Turns out, the blog is not about customer service at all, it is about “the death of Solution Selling”. Well, having spent the better part of 20 years selling (if you can call that better) I not only have had Solution Selling training, but also smatterings of Gitomer, Sandler, and, of course, both learning and teaching Dale Carnegie Sales Advantage. NOW you’ve got my attention, HBR!

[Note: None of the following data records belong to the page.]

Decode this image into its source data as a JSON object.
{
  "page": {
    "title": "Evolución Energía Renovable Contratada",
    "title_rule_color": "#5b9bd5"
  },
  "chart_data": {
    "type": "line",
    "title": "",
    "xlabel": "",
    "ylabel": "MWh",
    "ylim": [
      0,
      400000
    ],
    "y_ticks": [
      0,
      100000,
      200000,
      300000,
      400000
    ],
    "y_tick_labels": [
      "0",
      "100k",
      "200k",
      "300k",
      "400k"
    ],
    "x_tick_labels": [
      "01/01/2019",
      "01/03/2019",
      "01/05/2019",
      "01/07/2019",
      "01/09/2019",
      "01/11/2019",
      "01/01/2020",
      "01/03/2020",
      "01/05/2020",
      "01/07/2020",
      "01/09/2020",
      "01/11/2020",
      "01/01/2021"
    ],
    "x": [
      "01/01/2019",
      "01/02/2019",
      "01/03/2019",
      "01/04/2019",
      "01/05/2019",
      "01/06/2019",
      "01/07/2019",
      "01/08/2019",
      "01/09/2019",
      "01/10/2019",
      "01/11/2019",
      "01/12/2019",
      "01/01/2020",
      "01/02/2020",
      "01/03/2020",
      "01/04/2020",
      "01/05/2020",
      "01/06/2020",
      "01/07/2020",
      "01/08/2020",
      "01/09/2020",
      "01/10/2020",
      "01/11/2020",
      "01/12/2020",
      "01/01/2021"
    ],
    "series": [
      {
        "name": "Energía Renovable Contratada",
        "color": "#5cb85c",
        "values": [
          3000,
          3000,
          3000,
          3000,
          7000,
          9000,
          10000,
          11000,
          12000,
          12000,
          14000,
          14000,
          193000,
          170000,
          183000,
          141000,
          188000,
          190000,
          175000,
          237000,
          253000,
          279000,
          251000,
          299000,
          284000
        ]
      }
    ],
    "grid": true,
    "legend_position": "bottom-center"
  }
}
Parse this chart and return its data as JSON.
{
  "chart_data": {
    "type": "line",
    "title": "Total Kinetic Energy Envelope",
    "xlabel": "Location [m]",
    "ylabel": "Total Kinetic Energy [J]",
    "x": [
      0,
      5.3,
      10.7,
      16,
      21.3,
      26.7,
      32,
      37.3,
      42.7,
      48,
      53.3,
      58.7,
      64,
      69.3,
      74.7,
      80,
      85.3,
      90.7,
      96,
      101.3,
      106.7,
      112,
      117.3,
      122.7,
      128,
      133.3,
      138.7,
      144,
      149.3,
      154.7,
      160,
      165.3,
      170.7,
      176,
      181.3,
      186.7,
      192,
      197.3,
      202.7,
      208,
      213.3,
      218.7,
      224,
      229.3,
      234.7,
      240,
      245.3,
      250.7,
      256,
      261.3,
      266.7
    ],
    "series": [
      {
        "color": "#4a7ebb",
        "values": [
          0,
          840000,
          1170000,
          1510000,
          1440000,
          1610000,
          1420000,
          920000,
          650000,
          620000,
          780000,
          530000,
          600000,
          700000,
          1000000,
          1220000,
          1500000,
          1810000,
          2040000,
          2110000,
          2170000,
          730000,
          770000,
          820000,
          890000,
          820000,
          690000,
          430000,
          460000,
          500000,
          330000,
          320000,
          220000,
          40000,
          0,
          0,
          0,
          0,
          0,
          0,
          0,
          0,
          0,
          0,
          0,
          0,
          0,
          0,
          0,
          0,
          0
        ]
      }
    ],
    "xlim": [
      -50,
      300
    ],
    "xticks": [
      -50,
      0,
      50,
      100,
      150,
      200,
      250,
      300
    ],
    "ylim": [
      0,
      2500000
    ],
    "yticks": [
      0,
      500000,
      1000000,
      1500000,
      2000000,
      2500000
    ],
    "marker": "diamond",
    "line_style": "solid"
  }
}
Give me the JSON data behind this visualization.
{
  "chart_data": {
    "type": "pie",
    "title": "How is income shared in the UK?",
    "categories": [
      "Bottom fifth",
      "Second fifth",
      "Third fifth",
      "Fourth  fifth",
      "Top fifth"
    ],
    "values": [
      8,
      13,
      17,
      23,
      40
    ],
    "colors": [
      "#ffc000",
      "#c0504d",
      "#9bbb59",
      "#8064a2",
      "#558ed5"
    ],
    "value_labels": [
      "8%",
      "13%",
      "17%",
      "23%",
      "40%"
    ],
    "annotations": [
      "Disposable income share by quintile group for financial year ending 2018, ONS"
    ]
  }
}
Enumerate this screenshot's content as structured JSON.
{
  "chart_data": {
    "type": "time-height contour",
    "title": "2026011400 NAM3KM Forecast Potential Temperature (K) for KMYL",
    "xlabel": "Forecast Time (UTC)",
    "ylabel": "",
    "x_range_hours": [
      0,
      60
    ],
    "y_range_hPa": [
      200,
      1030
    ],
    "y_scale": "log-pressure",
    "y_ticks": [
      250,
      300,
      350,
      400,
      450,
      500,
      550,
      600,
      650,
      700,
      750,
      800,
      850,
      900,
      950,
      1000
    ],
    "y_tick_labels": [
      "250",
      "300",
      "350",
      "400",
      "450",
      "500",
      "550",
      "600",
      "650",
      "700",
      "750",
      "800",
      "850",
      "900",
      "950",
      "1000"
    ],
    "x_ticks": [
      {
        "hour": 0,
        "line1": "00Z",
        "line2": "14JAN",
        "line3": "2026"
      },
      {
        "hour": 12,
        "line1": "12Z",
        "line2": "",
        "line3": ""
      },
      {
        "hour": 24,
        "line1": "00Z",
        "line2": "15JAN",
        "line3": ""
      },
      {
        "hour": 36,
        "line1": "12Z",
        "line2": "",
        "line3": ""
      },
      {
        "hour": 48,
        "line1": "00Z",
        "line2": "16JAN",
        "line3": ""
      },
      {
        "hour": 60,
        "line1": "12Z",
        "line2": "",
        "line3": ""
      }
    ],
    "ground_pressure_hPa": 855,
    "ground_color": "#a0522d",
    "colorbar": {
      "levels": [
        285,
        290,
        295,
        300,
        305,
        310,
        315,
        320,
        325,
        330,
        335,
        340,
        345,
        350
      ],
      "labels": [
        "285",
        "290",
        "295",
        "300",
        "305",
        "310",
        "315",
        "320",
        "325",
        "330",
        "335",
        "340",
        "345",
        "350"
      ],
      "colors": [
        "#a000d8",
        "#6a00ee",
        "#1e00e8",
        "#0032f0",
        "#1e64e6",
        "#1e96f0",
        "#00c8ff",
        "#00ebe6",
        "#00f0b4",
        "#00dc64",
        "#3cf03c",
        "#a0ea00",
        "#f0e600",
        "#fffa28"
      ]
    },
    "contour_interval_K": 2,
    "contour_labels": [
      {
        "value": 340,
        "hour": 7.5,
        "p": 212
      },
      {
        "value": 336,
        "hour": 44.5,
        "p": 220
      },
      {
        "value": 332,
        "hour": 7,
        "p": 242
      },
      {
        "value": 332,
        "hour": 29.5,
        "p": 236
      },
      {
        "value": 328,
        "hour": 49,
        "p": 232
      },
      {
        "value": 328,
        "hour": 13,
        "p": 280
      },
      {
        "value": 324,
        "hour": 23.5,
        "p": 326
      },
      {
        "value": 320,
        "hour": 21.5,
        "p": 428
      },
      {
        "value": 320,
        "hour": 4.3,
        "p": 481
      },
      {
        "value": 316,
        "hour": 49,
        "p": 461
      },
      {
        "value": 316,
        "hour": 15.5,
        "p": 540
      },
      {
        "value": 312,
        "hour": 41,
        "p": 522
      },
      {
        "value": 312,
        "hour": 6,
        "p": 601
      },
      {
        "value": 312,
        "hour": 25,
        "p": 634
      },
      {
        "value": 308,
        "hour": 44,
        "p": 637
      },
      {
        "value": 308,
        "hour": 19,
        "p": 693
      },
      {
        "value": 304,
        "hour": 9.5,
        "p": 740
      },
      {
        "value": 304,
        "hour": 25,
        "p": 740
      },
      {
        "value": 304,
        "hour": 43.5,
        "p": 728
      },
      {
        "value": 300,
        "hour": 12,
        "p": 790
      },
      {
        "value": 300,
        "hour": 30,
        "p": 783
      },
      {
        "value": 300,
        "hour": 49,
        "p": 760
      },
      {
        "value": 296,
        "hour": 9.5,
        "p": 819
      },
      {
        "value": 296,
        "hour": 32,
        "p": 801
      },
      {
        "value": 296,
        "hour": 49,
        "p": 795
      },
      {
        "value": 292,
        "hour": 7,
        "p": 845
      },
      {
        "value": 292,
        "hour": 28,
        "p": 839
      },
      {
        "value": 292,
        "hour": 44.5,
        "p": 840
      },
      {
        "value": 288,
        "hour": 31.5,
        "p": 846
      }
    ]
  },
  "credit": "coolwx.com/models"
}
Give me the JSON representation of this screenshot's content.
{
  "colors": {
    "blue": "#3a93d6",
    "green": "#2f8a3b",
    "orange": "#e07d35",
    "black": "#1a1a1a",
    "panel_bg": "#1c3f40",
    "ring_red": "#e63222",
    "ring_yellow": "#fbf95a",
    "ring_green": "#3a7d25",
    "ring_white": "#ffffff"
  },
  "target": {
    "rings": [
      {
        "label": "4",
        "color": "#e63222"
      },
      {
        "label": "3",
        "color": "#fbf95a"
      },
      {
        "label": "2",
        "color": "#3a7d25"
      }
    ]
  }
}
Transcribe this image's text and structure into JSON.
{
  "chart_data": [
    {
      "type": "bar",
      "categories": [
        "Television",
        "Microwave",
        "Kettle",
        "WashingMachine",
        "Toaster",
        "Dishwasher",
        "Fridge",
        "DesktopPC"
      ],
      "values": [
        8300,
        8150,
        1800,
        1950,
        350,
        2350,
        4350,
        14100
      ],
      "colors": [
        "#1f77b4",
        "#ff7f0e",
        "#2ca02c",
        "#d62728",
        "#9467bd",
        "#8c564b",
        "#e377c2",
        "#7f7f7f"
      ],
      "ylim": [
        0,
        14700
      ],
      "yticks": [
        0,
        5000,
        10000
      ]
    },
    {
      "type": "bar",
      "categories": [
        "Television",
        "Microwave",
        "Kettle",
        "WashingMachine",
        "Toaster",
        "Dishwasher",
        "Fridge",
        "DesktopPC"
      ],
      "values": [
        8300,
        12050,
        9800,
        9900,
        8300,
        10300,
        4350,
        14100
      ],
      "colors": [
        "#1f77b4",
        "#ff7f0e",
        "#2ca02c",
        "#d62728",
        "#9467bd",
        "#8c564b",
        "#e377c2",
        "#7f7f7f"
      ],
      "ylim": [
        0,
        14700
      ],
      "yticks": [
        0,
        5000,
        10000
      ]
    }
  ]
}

So what is this “death of Solution Selling” all about? This blog describes, in gory detail, how the tenets of Solution Selling just don’t apply anymore:
“Across the last five years, however, we’ve observed both in our data and our conversations with sales leaders around the world a dramatic drop in the efficacy of this [solution selling] approach. In a survey of several thousand B2B customers conducted by our company, CEB, we found that B2B customers were nearly 60% of the way through a typical purchase before they reached out to a sales rep for input. More often than not, the hard reality is that customers have begun the buying long before suppliers have begun the selling. So by the time a supplier is called in, there’s no need to discover needs at all. By and large, customers (believe they) have figured everything out…
… For most companies, the biggest competitor today isn’t the competition, it’s customers’ ability to learn on their own.”
So, what is the answer?
According to HBR, there are two questions that most suppliers overlook:
“First, where do your customers learn? Is it on the Internet? In online communities? From third parties (and if so, where do those third parties themselves learn)?
Second, do you teach customers something new and important about their business that they cannot learn on their own? Because if your biggest competitor is the customer’s ability to learn, then that’s what you’ll need to do to win.”
So there you have it. It’s not good enough to ask the right questions and get to the ‘C’ suite. If you are not a Subject Matter Expert that can, in fact, become a Trusted Advisor and “teach your customer something new and important”, you may as well just sharpen your pencil, because in the sea of look-alikes, it always comes down to price.